Faites un pas de plus : affranchissez, en pensée, cette femme, des restrictions et des influences du milieu dans lequel s’est écoulée son enfance. Transportez-la, elle et les siens, à 1,200 lieues du sol natal, par-delà cet océan peu connu, à travers les tempêtes et les dangers d’une navigation aussi lente alors que périlleuse ; débarquez-la sur ces plages lointaines ; soumettez-la à l’influence de la solitude, des forêts sans fin, mystérieuses et profondes ; mettez-la aux prises avec cette vie nouvelle, se sentant non-seulement utile, mais nécessaire, ayant conscience du lourd fardeau qui lui incombe dans l’œuvre commune : l’époux, les enfans attendant beaucoup d’elle ; puis mesurez ses forces et sa tâche. Les unes suffisent à l’autre et sa foi la soutient.

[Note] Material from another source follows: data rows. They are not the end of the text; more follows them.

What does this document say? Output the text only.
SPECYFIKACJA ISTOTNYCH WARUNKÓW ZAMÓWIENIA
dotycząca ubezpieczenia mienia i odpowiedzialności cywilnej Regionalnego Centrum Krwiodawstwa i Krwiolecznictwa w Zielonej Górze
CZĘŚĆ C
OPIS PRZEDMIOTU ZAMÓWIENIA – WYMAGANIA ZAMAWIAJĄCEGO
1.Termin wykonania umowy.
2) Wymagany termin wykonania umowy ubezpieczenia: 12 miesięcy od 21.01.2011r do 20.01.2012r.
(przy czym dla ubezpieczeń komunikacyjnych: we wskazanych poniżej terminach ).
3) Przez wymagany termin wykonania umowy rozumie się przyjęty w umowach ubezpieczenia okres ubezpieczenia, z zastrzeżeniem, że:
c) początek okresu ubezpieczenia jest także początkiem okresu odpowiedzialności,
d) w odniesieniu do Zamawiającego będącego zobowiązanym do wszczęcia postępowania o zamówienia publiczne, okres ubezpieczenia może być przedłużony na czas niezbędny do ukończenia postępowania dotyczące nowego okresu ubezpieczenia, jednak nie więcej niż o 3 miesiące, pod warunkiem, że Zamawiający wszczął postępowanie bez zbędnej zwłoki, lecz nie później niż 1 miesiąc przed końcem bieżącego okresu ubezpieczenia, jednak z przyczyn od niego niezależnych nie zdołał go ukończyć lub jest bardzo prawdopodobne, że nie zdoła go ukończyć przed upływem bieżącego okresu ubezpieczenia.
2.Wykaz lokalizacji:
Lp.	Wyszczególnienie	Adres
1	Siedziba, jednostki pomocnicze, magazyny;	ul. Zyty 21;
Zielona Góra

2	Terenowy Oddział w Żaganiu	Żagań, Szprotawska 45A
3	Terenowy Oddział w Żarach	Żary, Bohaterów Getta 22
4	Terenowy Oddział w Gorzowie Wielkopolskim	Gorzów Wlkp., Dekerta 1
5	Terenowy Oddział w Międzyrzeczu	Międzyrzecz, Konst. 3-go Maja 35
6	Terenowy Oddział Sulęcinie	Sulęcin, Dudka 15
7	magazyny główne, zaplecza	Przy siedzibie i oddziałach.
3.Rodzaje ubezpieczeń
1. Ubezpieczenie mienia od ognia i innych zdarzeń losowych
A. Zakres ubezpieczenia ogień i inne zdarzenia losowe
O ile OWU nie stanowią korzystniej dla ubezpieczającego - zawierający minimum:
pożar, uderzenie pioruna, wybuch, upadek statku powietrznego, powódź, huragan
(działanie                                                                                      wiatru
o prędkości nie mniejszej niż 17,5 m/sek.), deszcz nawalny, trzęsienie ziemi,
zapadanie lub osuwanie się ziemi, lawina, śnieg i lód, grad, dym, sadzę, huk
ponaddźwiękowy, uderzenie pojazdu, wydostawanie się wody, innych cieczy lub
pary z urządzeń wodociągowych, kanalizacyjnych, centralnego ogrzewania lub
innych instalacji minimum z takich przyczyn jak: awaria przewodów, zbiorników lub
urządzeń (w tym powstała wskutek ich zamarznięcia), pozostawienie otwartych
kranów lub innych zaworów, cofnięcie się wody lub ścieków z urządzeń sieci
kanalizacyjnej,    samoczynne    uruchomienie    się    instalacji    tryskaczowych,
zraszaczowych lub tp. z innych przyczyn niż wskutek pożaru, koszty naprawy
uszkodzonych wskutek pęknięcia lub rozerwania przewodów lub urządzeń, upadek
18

Dans le sentiment de son utilité, elle puise un courage ignoré d’elle-même ; sa pensée, ramenée sur ses occupations multiples, devient plus intense ; elle agit et elle prévoit, et, dans l’action incessante et la prévoyance continue, elle satisfait l’un des plus impérieux besoins de sa nature et de son cœur : se sentir le centre autour duquel tout gravite, indispensable à ceux qu’elle aime.

Plus elle a d’enfans, plus elle se sent riche. Les fils aident le père, les filles la secondent, son peuple s’accroît. Sur cette terre nouvelle, il faut coloniser et peupler. Dans cette solitude, elle n’a ni rivales à redouter ni tentations à vaincre. L’isolement lui est un piédestal ; elle grandit dans cette solitude qui la fait reine, près de ce modeste foyer où elle trône.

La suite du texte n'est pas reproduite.